GeoEdge has identified a rising trend of brand infringement across the Japanese advertising ecosystem. Brand infringement is classified as ads for fraudulent, low-quality products, or non-existent products and services. This includes counterfeit products and campaigns that impersonate brands or businesses by referencing or modifying the brand content in an ad, URL, or destination, or campaigns that misrepresent themselves as brands or businesses. These clickbait ads and landing pages typically promise premium products at unusually low prices.
Throughout October 2020, local news channels across Japan reported that a deceptive online attack had been uncovered across the web. The attackers used various methods to lead online users to think that their website is an official distributor of Dyson in Japan. With a design similar to Dyson’s official webpage and a domain that is almost identical to the official domain, many web users believed that they were visiting Dyson’s official website. The webpage displayed generous discounts to Dyson’s most desired products, which led to hundreds of online orders placed through credit card payment. Not surprisingly, none of these users received the products and no record of the purchase could be found in Dyson’s website.
When trying to retrace their actions, consumers discovered that a standard web search could not find the fake domain. Those who managed to locate the domain found that its content had been completely erased and was no longer available. One thing is common to all of these users – they were exposed to the fake Dyson domain through programmatic ads served on reputable websites.

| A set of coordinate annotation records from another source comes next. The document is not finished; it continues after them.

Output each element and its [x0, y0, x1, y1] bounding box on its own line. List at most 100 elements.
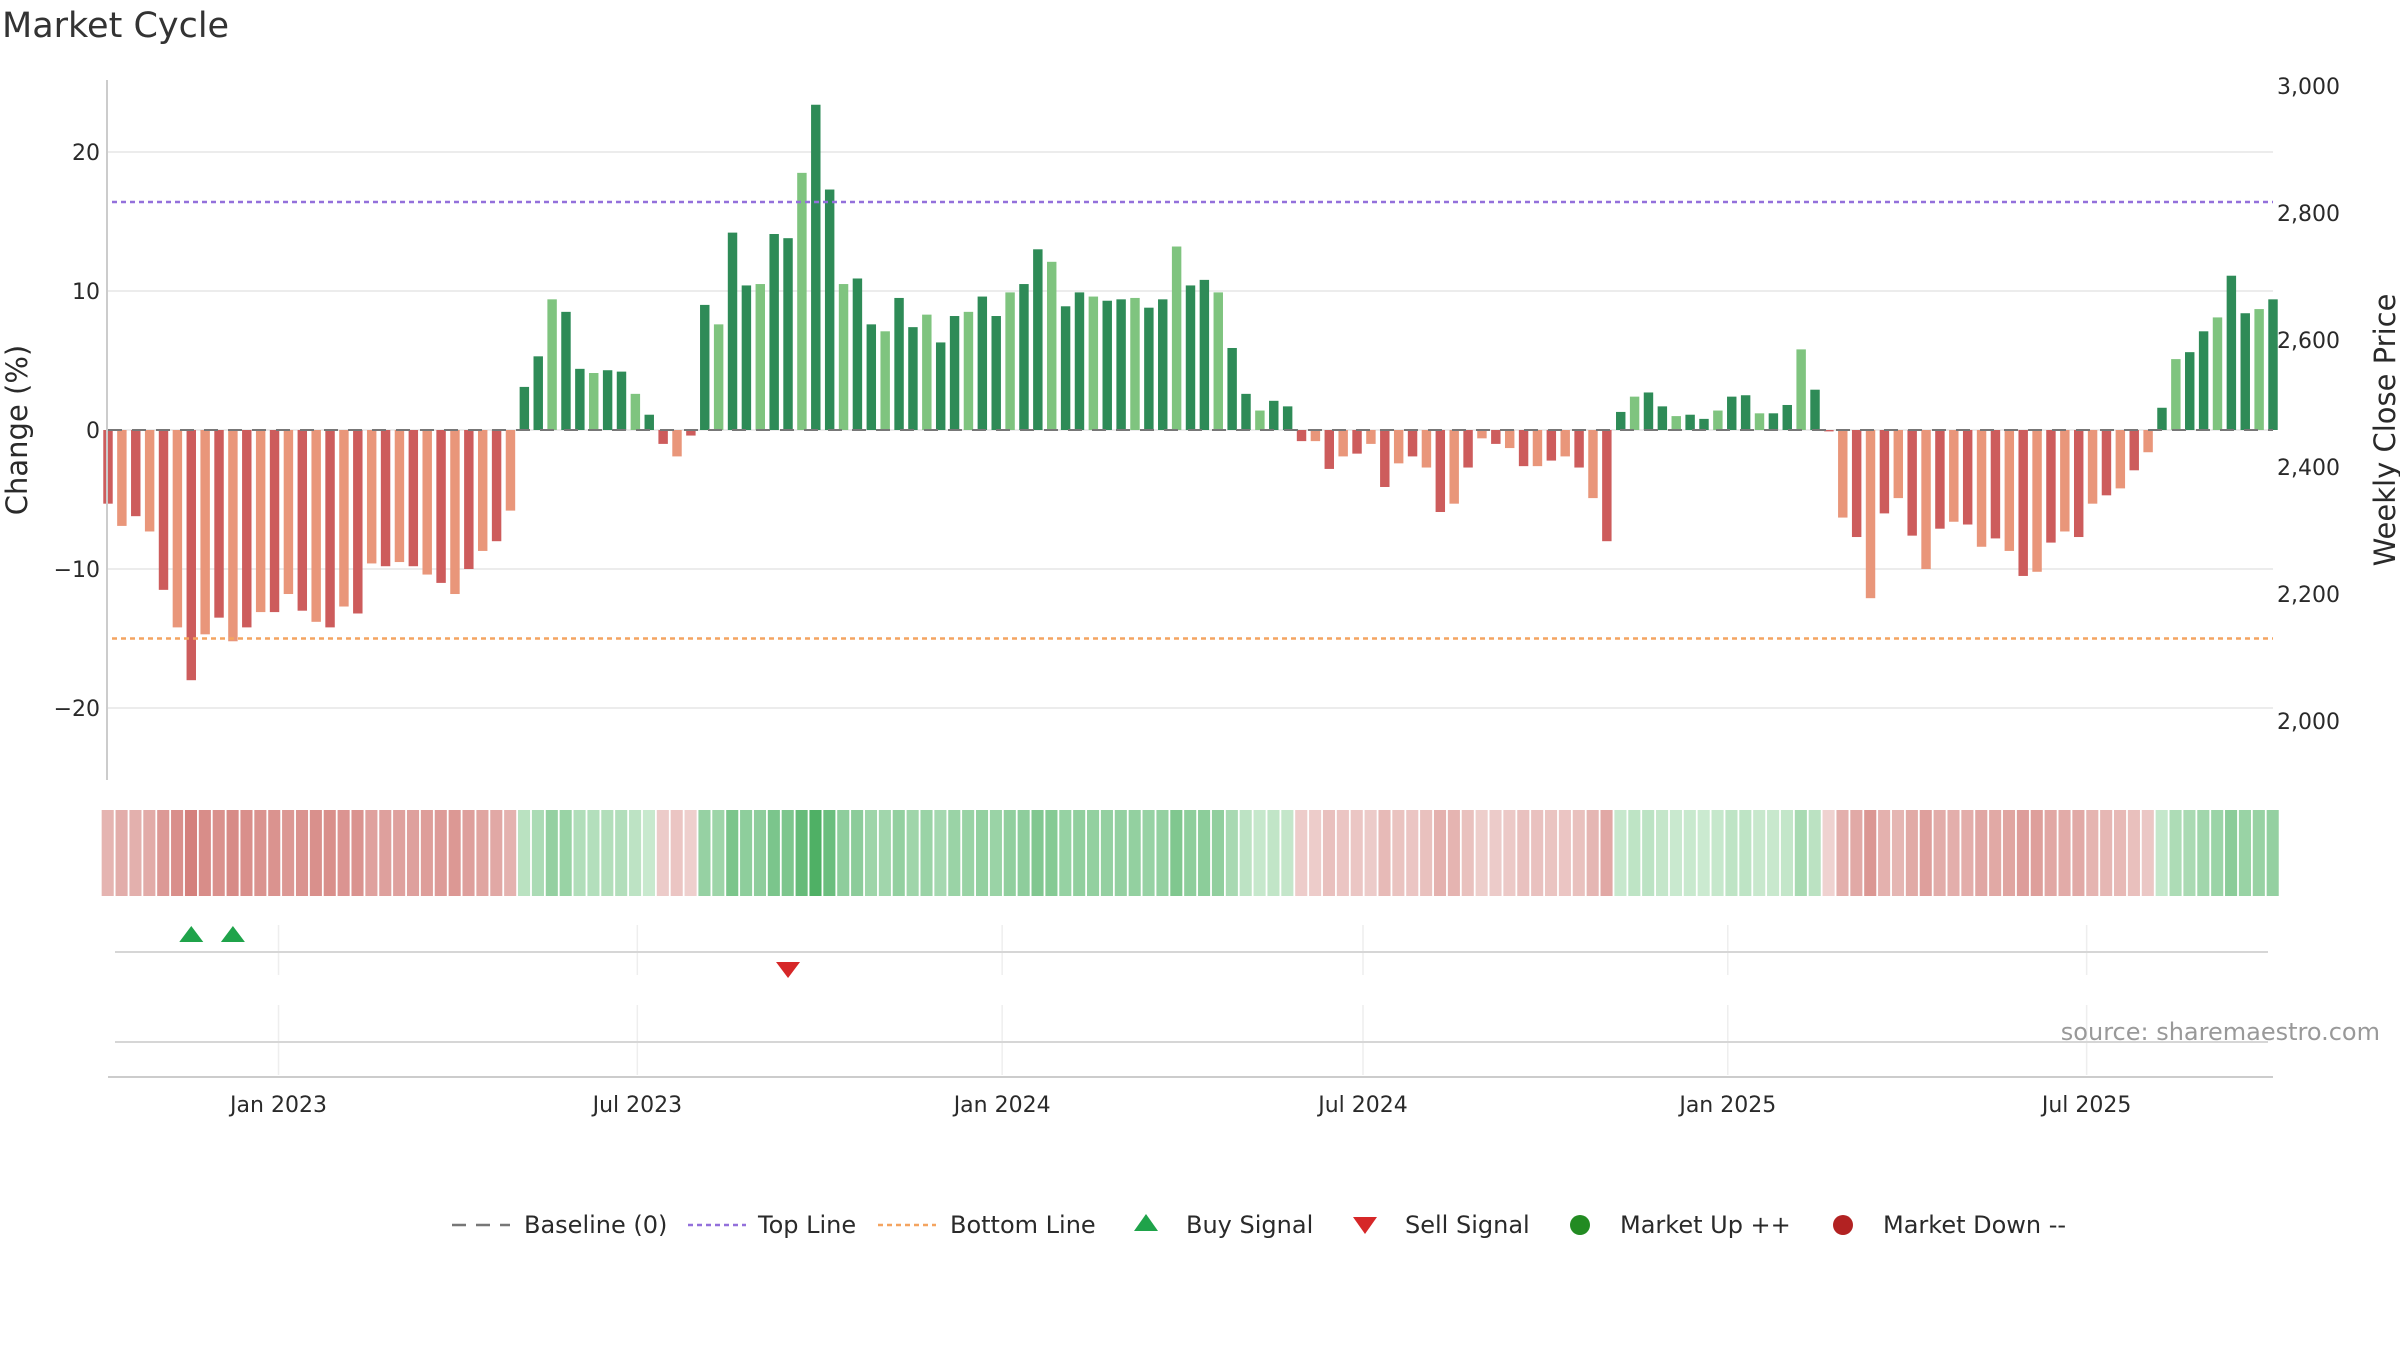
change-bar — [630, 393, 641, 430]
legend-item: Top Line — [688, 1211, 856, 1239]
cycle-strip-cell — [1392, 810, 1405, 896]
cycle-strip-cell — [240, 810, 253, 896]
cycle-strip-cell — [1989, 810, 2002, 896]
change-bar — [353, 430, 363, 614]
y-axis-title: Change (%) — [0, 345, 34, 515]
cycle-strip-cell — [670, 810, 683, 896]
cycle-strip-cell — [1142, 810, 1155, 896]
change-bar — [2018, 430, 2028, 576]
change-bar — [1449, 430, 1459, 504]
change-bar — [713, 324, 724, 430]
cycle-strip-cell — [1836, 810, 1849, 896]
change-bar — [1116, 299, 1126, 430]
change-bar — [949, 316, 960, 430]
cycle-strip-cell — [740, 810, 753, 896]
cycle-strip-cell — [309, 810, 322, 896]
change-bar — [1227, 347, 1237, 430]
cycle-strip-cell — [892, 810, 905, 896]
cycle-strip-cell — [1517, 810, 1530, 896]
change-bar — [1158, 299, 1168, 430]
x-tick-label: Jul 2025 — [2040, 1093, 2132, 1118]
cycle-strip-cell — [1780, 810, 1793, 896]
change-bar — [2046, 430, 2056, 543]
cycle-strip-cell — [823, 810, 836, 896]
buy-signal-marker — [179, 926, 204, 942]
cycle-strip-cell — [656, 810, 669, 896]
change-bar — [436, 430, 446, 583]
change-bar — [144, 430, 155, 532]
cycle-strip-cell — [795, 810, 808, 896]
cycle-strip-cell — [1322, 810, 1336, 896]
cycle-strip-cell — [1406, 810, 1419, 896]
cycle-strip-cell — [254, 810, 267, 896]
cycle-strip-cell — [2016, 810, 2029, 896]
change-bar — [561, 311, 571, 430]
legend-label: Market Up ++ — [1620, 1211, 1791, 1239]
cycle-strip-cell — [434, 810, 447, 896]
cycle-strip-cell — [1170, 810, 1183, 896]
cycle-strip-cell — [323, 810, 336, 896]
cycle-strip-cell — [906, 810, 919, 896]
cycle-strip-cell — [337, 810, 350, 896]
cycle-strip-cell — [379, 810, 392, 896]
cycle-strip-cell — [1794, 810, 1807, 896]
change-bar — [2004, 430, 2015, 551]
cycle-strip-cell — [1433, 810, 1447, 896]
cycle-strip-cell — [129, 810, 142, 896]
change-bar — [866, 324, 877, 430]
cycle-strip-cell — [1253, 810, 1266, 896]
legend-swatch — [1134, 1214, 1158, 1231]
cycle-strip-cell — [2141, 810, 2154, 896]
cycle-strip-cell — [1059, 810, 1072, 896]
cycle-strip-cell — [1975, 810, 1988, 896]
cycle-strip-cell — [1544, 810, 1558, 896]
cycle-strip-cell — [1503, 810, 1516, 896]
cycle-strip-cell — [476, 810, 489, 896]
legend-label: Sell Signal — [1405, 1211, 1530, 1239]
change-bar — [1588, 430, 1598, 499]
cycle-strip-cell — [587, 810, 600, 896]
cycle-strip-cell — [878, 810, 891, 896]
cycle-strip-cell — [1961, 810, 1974, 896]
legend-item: Baseline (0) — [452, 1211, 667, 1239]
cycle-strip-cell — [1725, 810, 1738, 896]
change-bar — [1338, 430, 1348, 457]
legend-swatch — [1353, 1217, 1377, 1234]
change-bar — [2212, 317, 2223, 430]
change-bar — [464, 430, 474, 569]
change-bar — [2198, 331, 2209, 430]
change-bar — [1949, 430, 1959, 522]
chart-title: Market Cycle — [2, 6, 230, 46]
change-bar — [1019, 284, 1029, 430]
cycle-strip-cell — [1295, 810, 1308, 896]
change-bar — [1879, 430, 1890, 514]
change-bar — [1657, 406, 1668, 430]
change-bar — [242, 430, 252, 628]
change-bar — [214, 430, 224, 618]
change-bar — [811, 104, 821, 431]
change-bar — [727, 232, 738, 430]
signals-panel — [115, 925, 2268, 978]
cycle-strip-cell — [837, 810, 850, 896]
market-panel — [115, 1005, 2268, 1075]
change-bar — [2268, 299, 2278, 430]
cycle-strip-cell — [143, 810, 156, 896]
cycle-strip-cell — [226, 810, 239, 896]
change-bar — [2143, 430, 2153, 453]
cycle-strip-cell — [2169, 810, 2182, 896]
cycle-strip-cell — [1642, 810, 1655, 896]
change-bar — [1380, 430, 1390, 487]
change-bar — [1352, 430, 1362, 454]
y-tick-label: 0 — [86, 419, 100, 444]
cycle-strip-cell — [1045, 810, 1058, 896]
cycle-strip-cell — [295, 810, 309, 896]
cycle-strip-cell — [2252, 810, 2265, 896]
change-bar — [935, 342, 946, 430]
change-bar — [1616, 411, 1626, 430]
x-tick-label: Jan 2025 — [1677, 1093, 1776, 1118]
cycle-strip-cell — [601, 810, 614, 896]
cycle-strip-cell — [1878, 810, 1891, 896]
cycle-strip-cell — [2058, 810, 2071, 896]
y-tick-label: 10 — [72, 280, 100, 305]
change-bar — [1102, 300, 1112, 430]
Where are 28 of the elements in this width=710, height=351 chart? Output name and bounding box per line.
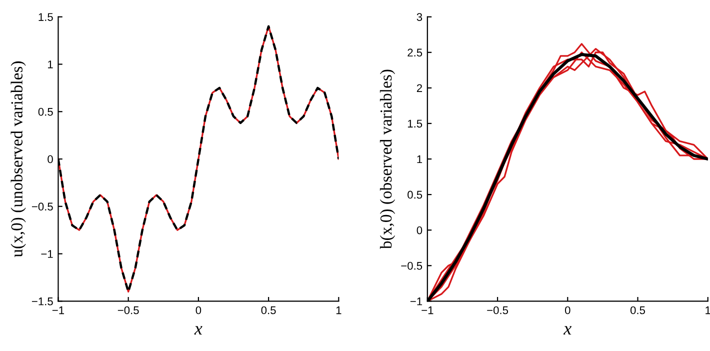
- x-tick-label: 1: [336, 306, 342, 314]
- y-tick-label: 0: [416, 226, 422, 234]
- x-tick-label: 1: [706, 306, 710, 314]
- y-axis-title: u(x,0) (unobserved variables): [10, 61, 26, 258]
- y-tick-label: 1.5: [38, 13, 53, 21]
- y-tick-label: 2.5: [408, 48, 422, 57]
- x-axis-title: x: [563, 326, 572, 334]
- y-tick-label: −1: [41, 250, 53, 258]
- y-tick-label: −1: [410, 298, 422, 306]
- y-tick-label: 0: [48, 155, 53, 164]
- y-tick-label: −0.5: [32, 202, 53, 211]
- y-tick-label: 0.5: [38, 108, 53, 116]
- x-axis-title: x: [194, 326, 202, 334]
- y-tick-label: 1: [417, 155, 422, 164]
- y-tick-label: 2: [416, 84, 422, 92]
- y-tick-label: −0.5: [401, 262, 422, 270]
- x-tick-label: 0.5: [261, 306, 276, 314]
- y-tick-label: 0.5: [408, 190, 422, 199]
- y-tick-label: −1.5: [32, 298, 53, 306]
- x-tick-label: 0.5: [630, 306, 646, 314]
- y-tick-label: 1.5: [408, 120, 422, 128]
- y-tick-label: 3: [416, 13, 422, 21]
- y-tick-label: 1: [48, 60, 53, 68]
- x-tick-label: −0.5: [487, 306, 508, 314]
- x-tick-label: 0: [564, 306, 570, 314]
- x-tick-label: −0.5: [118, 306, 139, 314]
- y-axis-title: b(x,0) (observed variables): [380, 70, 396, 250]
- x-tick-label: 0: [196, 306, 202, 314]
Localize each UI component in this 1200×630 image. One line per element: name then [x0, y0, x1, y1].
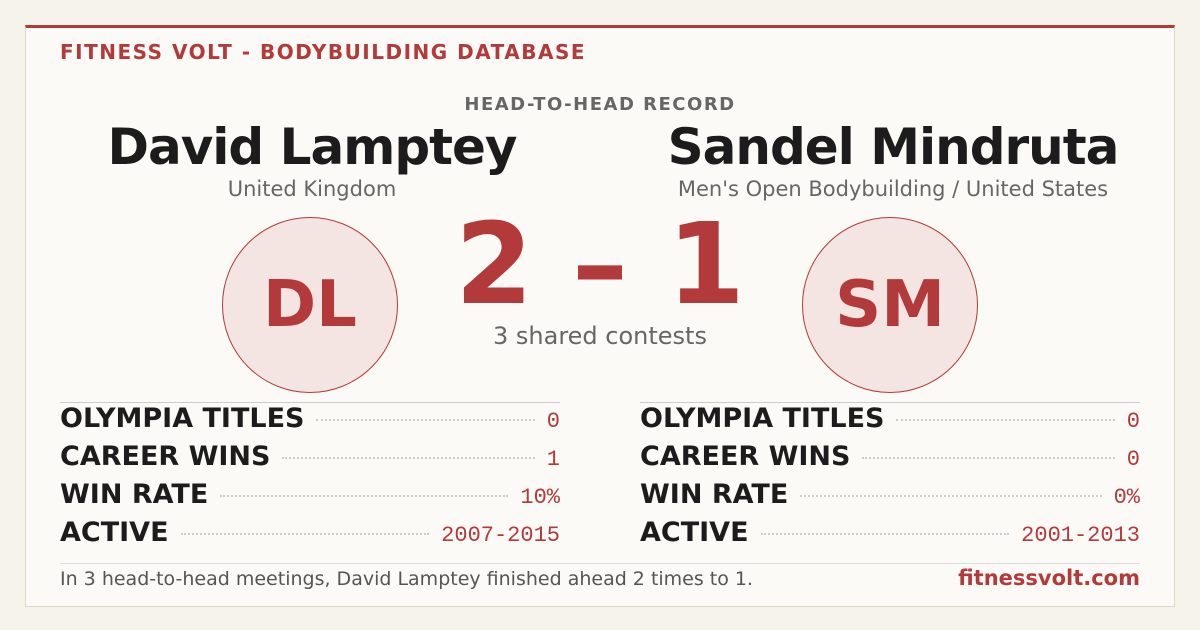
right-name: Sandel Mindruta [667, 118, 1120, 176]
right-stats: OLYMPIA TITLES 0 CAREER WINS 0 WIN RATE 0% ACT… [640, 402, 1140, 555]
stat-row: WIN RATE 10% [60, 479, 560, 517]
stat-row: ACTIVE 2001-2013 [640, 517, 1140, 555]
shared-contests: 3 shared contests [493, 322, 707, 350]
stat-label: OLYMPIA TITLES [60, 403, 305, 434]
stat-value: 0 [1126, 409, 1140, 434]
leader [862, 457, 1115, 459]
stat-label: WIN RATE [60, 479, 209, 510]
leader [760, 533, 1010, 535]
divider [60, 563, 1140, 564]
stat-row: CAREER WINS 0 [640, 441, 1140, 479]
right-subtitle: Men's Open Bodybuilding / United States [677, 177, 1109, 201]
stat-label: ACTIVE [640, 517, 749, 548]
stat-row: ACTIVE 2007-2015 [60, 517, 560, 555]
site-link[interactable]: fitnessvolt.com [958, 566, 1140, 590]
left-name: David Lamptey [107, 118, 517, 176]
stat-label: ACTIVE [60, 517, 169, 548]
stat-label: OLYMPIA TITLES [640, 403, 885, 434]
card [25, 25, 1175, 607]
leader [282, 457, 535, 459]
stat-value: 0 [1126, 447, 1140, 472]
stat-label: WIN RATE [640, 479, 789, 510]
stat-row: OLYMPIA TITLES 0 [640, 403, 1140, 441]
right-avatar: SM [802, 217, 978, 393]
stat-label: CAREER WINS [640, 441, 851, 472]
brand: FITNESS VOLT - BODYBUILDING DATABASE [60, 40, 587, 64]
left-avatar: DL [222, 217, 398, 393]
stat-value: 2007-2015 [441, 523, 560, 548]
leader [316, 419, 535, 421]
summary: In 3 head-to-head meetings, David Lampte… [60, 568, 754, 590]
stat-value: 10% [520, 485, 560, 510]
leader [800, 495, 1102, 497]
stat-value: 0 [546, 409, 560, 434]
stat-row: WIN RATE 0% [640, 479, 1140, 517]
score: 2 – 1 [455, 200, 745, 330]
stat-row: CAREER WINS 1 [60, 441, 560, 479]
leader [180, 533, 430, 535]
stat-value: 2001-2013 [1021, 523, 1140, 548]
leader [896, 419, 1115, 421]
stat-value: 1 [546, 447, 560, 472]
stat-value: 0% [1113, 485, 1140, 510]
left-stats: OLYMPIA TITLES 0 CAREER WINS 1 WIN RATE 10% AC… [60, 402, 560, 555]
stat-label: CAREER WINS [60, 441, 271, 472]
section-title: HEAD-TO-HEAD RECORD [464, 94, 736, 115]
leader [220, 495, 509, 497]
stat-row: OLYMPIA TITLES 0 [60, 403, 560, 441]
left-subtitle: United Kingdom [227, 177, 397, 201]
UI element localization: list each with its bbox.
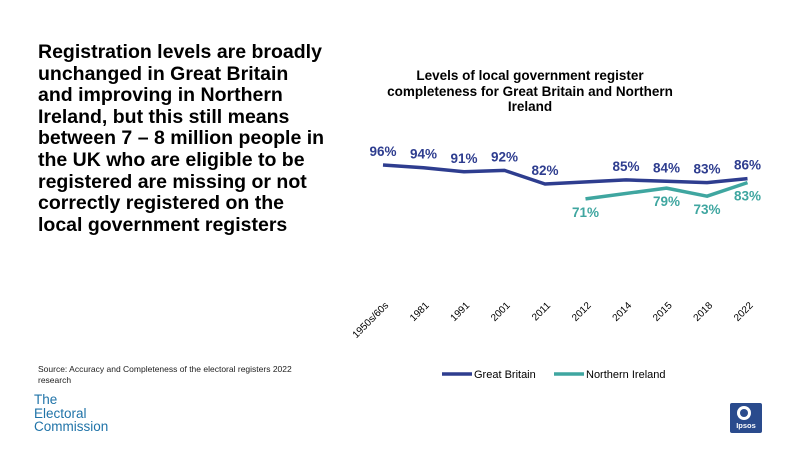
x-tick-label: 2012 [570, 300, 594, 324]
legend-label-great-britain: Great Britain [474, 369, 536, 381]
data-label: 71% [572, 205, 599, 220]
headline: Registration levels are broadly unchange… [38, 41, 325, 236]
ipsos-logo: Ipsos [730, 403, 762, 433]
data-label: 85% [612, 159, 639, 174]
data-label: 82% [531, 163, 558, 178]
data-label: 96% [369, 144, 396, 159]
data-label: 92% [491, 149, 518, 164]
ipsos-logo-text: Ipsos [736, 421, 756, 430]
chart-title: Levels of local government register comp… [387, 68, 673, 114]
ipsos-ring-icon [737, 406, 751, 420]
data-label: 84% [653, 160, 680, 175]
x-tick-label: 2011 [530, 300, 553, 323]
data-label: 73% [693, 202, 720, 217]
electoral-commission-logo: The Electoral Commission [34, 393, 108, 434]
logo-line-2: Electoral [34, 405, 87, 421]
series-line-northern-ireland [585, 180, 749, 201]
data-label: 91% [450, 151, 477, 166]
x-tick-label: 2018 [692, 300, 716, 324]
data-label: 83% [734, 189, 761, 204]
x-tick-label: 2022 [732, 300, 756, 324]
x-tick-label: 2001 [489, 300, 513, 324]
x-tick-label: 1991 [449, 300, 473, 324]
source-note: Source: Accuracy and Completeness of the… [38, 364, 292, 385]
logo-line-3: Commission [34, 419, 109, 434]
legend-label-northern-ireland: Northern Ireland [586, 369, 666, 381]
data-label: 79% [653, 194, 680, 209]
data-label: 86% [734, 158, 761, 173]
x-tick-label: 1950s/60s [351, 300, 391, 340]
data-label: 83% [693, 162, 720, 177]
x-tick-label: 2015 [651, 300, 675, 324]
logo-line-1: The [34, 392, 58, 407]
x-tick-label: 2014 [611, 300, 635, 324]
data-label: 94% [410, 147, 437, 162]
x-tick-label: 1981 [408, 300, 432, 324]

Figure 1: Fake Dyson ad flagged by GeoEdge’s security engine
The Evolution of Deceptive Ads
“Deceptive online ads have been going through big conceptual changes over the last couple of years” says Liran Lavi, Head of Security Research at GeoEdge. “Traditionally, when bad actors wanted to get users to engage with their content, they would use aggressive methods to push them to a landing page, usually through forced redirection. This type of behavior is effective in creating traction and yields high conversion rates, however, it’s invasive and attracts much attention from publishers. These days bad actors realize that this type of attention is not sustainable in the long term and are constantly looking for more subtle ways to engage end-users with their malicious content.”
Less intrusive attacks require a different approach which, instead of pushing users to the malicious content, uses psychological methods to encourage them to engage with it willingly. Fake brand ads are one of the most common examples of such a method. All it takes to pull such a scam off is for the attacker to design attractive banners promising generous discounts on famous brands and create programmatic distribution channels on self-serve ad platforms. Once users engage with a banner by clicking on it, they are willingly redirected to the landing page, which is the same result caused by auto redirects without attracting the publisher’s attention.
Figure 2: Three examples of Fake brands detection by GeoEdge’s security engine
Identifying and Classifying Brand Infringement
According to Liran Lavi, GeoEdge’s Head of Security Research, “These fake brand ads are what we refer to as deceptive ads. Although less intrusive and harmful to the user experience than forced redirects, these ads can be more harmful to the end-user. By clicking on these deceptive banners, the user is showing interest in the content and, therefore in many cases, has high interest and intent to further engage with the content in the landing page. Moreover, it’s tricky for ad platforms and publishers to detect these ads as there’s nothing in the creative to suggest that the content is deceptive. Behind each attack, there’s usually a team of web designers, digital advertising experts and engineers. Such a team has the capacity to distribute their content on various channels, create and optimize campaigns, and operate a large number of landing pages. Many of the practices they use are similar to the ones which legitimate media buying teams use.”
In 2019, GeoEdge’s security team began optimizing its security engine to accommodate threats unique to the Japanese digital ecosystem. In 2020, following an increase in deceptive ad attacks in Japan, a dedicated engine was designed to detect and block such ads. The new engine relies on data points collected from over 100 billion monitored impressions to execute a complex set of reviews for each creative. This ensures robust real-time detection despite the attacker’s tendency to switch creative designs and domains.
2021 Fake Brands Trend
– 50,000,000+ million blocked impressions
– 1,000,000+ blocked creatives
– 1,000+ malicious landing page domains
– Most blocks in a single day: 1,534,577 (nov 18)
Blocking Fake Brands Across the Japanese Ecosystem
These figures suggest that no blocklist or manual review can prevent these deceptive ads from displaying on a publisher’s website. In many cases registered in 2021 the attacks were active for just a few hours, which means that only a real-time detection and blocking mechanism will be able to mitigate these threats in time.
Liran claims “it’s a challenge adopting our detection to new types of deceptive ads. We are constantly reviewing impressions monitored in Japan and looking for the next generation of attacks. GeoEdge has already established a wide coverage in the market so when a new attack is detected on one of our clients, we are immediately prepared to block it across our ecosystem. We are now working on expanding the success of dealing with deceptive ads to other categories such as low quality and misleading content that publishers often do not approve.”